I wonder what will happen when, for the most part, we lose Martin’s biological identification with autism, when he recovers? (I say “for the most part” because I envision him always having some level of immune sensitivity that requires special care.) I remember the episode of Curb Your Enthusiasm, when Larry David’s Los Angeles character, who’s always believed himself the son of Jewish parents, discovers he’s adopted and was born to Protestants. Immediately he begins doing stereotypical things like wearing a fanny pack, hunting, slamming beers. When we lose Martin’s biological connection to autism, will my aesthetic identification fade too? Will I ask, “Is autism bullying a problem?” or, “They have adequate social services for persons on the spectrum, don’t they?”
I won’t. I think once a person has experienced what it means to reside with autism, that feeling never goes away. Maybe it’s comparable to PTSD; I once saw a report indicating that mothers of adolescents and adults with autism experience chronic stress similar to combat soldiers. Martin is young still, his autism has never been “severe,” and shortly after we started biomed, he started sleeping regularly (other than stress, lack of sleep was the big threat to my own health), so maybe in my case the PTSD comparison is too dramatic.
Does Rachel Dolezel have a place in the black community? Not for me to say, because it’s not my community.
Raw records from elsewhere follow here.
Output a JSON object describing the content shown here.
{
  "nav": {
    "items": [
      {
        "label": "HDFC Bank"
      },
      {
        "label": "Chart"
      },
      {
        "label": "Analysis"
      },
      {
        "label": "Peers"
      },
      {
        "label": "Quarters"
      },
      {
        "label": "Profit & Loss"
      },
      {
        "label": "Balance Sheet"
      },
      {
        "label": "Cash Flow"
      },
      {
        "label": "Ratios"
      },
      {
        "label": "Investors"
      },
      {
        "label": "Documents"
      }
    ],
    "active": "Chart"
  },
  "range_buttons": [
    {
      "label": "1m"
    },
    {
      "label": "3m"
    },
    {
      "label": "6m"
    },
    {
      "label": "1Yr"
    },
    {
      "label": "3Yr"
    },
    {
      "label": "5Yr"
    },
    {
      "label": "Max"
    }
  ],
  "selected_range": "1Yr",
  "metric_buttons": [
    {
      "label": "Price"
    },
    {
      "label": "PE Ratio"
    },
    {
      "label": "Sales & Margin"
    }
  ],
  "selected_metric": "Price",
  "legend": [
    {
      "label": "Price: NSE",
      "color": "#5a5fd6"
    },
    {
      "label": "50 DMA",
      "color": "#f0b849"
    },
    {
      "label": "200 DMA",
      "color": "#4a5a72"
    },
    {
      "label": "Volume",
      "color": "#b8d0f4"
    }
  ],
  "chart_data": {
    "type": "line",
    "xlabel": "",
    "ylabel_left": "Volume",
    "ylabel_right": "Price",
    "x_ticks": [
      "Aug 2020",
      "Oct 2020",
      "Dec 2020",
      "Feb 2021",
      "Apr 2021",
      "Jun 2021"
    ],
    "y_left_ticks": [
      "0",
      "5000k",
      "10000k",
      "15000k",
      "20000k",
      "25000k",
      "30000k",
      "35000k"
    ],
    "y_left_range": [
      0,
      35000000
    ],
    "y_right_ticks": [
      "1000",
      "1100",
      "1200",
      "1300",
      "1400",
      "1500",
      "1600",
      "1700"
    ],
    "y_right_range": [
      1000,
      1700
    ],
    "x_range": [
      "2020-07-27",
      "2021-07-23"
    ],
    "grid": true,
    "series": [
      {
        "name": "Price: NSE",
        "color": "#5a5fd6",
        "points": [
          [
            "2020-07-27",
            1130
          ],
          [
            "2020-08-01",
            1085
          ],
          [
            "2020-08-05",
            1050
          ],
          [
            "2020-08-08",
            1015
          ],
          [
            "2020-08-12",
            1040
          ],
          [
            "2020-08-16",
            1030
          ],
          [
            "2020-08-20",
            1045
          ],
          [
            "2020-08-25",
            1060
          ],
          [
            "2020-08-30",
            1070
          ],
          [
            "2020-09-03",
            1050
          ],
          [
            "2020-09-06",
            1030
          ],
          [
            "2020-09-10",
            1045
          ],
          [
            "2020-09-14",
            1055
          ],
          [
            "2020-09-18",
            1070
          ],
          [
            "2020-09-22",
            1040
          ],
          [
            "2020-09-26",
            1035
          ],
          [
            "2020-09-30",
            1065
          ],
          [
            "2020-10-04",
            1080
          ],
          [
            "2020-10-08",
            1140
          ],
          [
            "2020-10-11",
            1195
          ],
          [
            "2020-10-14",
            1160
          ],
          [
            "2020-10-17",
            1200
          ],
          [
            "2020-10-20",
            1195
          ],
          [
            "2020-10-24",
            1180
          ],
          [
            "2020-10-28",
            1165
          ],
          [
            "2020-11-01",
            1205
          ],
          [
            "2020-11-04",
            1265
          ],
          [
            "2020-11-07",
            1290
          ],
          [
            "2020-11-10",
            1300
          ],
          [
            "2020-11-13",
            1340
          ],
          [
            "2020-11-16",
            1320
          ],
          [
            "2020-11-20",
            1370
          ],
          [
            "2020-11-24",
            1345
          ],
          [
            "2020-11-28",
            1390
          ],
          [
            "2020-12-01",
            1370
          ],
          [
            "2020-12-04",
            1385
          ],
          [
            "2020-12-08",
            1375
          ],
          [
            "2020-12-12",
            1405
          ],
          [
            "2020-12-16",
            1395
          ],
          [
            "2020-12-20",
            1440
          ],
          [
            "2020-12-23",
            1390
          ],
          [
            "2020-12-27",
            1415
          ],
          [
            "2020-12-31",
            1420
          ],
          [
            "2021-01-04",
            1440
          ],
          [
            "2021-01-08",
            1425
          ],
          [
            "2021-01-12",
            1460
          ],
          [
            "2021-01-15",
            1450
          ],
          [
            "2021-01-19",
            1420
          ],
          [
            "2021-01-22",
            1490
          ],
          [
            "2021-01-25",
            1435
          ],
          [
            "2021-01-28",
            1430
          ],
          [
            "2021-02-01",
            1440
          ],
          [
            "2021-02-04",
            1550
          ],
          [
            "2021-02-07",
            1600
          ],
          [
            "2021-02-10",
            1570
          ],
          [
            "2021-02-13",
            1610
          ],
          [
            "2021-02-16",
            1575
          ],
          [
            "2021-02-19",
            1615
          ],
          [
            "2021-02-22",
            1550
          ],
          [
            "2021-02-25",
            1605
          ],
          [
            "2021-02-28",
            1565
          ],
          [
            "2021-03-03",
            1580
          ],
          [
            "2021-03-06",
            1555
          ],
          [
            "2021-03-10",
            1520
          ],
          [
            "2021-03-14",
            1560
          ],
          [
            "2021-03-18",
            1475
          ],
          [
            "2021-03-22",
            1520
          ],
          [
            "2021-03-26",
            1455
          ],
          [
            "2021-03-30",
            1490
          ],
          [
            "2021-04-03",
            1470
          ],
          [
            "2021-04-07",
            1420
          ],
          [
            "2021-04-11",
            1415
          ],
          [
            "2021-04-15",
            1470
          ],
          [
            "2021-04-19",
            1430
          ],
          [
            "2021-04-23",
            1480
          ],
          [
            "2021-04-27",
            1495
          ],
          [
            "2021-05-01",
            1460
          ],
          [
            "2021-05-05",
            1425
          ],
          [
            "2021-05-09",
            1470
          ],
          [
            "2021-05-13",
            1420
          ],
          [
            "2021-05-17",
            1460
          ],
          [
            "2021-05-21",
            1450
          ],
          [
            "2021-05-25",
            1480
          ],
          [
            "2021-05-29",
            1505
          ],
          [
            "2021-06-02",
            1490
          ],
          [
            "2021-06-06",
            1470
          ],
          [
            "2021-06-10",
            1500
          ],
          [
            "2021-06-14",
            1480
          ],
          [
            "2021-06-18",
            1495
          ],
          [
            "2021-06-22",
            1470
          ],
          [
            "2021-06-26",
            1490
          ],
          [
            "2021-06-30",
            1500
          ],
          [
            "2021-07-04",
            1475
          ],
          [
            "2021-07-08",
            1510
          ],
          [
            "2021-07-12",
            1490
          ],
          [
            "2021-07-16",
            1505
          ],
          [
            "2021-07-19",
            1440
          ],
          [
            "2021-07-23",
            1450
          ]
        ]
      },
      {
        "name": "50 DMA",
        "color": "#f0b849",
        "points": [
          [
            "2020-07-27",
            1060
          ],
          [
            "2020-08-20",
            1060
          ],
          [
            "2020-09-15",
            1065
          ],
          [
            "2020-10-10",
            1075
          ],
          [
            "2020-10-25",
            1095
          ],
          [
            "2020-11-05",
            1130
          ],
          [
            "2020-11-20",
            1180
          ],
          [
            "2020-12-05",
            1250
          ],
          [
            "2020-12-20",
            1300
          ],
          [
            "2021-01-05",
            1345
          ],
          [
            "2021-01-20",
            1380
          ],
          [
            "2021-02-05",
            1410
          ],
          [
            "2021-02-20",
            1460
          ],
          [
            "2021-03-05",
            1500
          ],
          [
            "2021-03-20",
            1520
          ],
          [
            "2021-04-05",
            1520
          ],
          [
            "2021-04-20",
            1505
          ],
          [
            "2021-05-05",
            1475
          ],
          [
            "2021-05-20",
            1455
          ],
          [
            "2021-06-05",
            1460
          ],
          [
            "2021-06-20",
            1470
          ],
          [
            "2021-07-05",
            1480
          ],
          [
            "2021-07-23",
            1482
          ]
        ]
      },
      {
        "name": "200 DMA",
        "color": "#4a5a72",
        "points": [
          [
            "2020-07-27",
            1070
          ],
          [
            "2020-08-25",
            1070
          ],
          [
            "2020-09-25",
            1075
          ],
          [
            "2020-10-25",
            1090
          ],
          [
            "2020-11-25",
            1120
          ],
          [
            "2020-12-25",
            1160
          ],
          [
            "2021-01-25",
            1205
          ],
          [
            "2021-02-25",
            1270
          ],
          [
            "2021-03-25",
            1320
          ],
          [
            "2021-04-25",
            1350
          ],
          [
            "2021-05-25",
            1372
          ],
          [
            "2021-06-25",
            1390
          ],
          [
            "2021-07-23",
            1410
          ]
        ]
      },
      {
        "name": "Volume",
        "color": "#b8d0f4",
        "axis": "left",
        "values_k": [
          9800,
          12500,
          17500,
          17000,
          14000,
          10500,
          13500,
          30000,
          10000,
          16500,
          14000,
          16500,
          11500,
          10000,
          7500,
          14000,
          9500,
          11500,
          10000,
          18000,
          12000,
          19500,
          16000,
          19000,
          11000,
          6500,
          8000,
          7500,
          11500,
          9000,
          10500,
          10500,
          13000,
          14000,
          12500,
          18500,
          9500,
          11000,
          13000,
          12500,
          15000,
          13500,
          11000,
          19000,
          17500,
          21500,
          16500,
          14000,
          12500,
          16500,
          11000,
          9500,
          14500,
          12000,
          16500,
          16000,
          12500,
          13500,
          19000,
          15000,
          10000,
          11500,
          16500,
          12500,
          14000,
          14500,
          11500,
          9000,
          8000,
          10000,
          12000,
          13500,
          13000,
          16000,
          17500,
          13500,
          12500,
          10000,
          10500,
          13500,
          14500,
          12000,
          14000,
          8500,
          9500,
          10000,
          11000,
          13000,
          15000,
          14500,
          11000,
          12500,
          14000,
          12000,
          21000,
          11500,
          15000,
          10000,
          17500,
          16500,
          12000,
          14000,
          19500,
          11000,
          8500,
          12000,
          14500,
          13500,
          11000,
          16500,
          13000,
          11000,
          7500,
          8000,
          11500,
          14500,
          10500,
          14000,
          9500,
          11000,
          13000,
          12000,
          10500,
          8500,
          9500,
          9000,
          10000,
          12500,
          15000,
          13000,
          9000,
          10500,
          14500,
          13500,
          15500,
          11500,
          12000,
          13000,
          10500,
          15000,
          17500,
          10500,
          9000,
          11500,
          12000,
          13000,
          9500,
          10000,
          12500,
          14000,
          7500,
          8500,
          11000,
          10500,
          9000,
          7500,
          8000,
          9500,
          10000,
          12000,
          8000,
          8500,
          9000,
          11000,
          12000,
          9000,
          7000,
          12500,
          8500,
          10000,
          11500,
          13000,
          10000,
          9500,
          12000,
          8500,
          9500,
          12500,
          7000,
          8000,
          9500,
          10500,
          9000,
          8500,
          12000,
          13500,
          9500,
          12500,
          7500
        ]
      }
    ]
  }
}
My old friend from law school has me thinking this: I’m really not interested in policing the membership of the autism community, either. If a person who is biologically and documentarily unconnected to autism wants to assume the burdens of autism, wants to internalize every insult the way I do now, then I welcome that person on board. We biomed parents are striving to reduce the biological autism community. Growing the aesthetic autism community can only help those who remain biologically connected to autism to fare better in this world.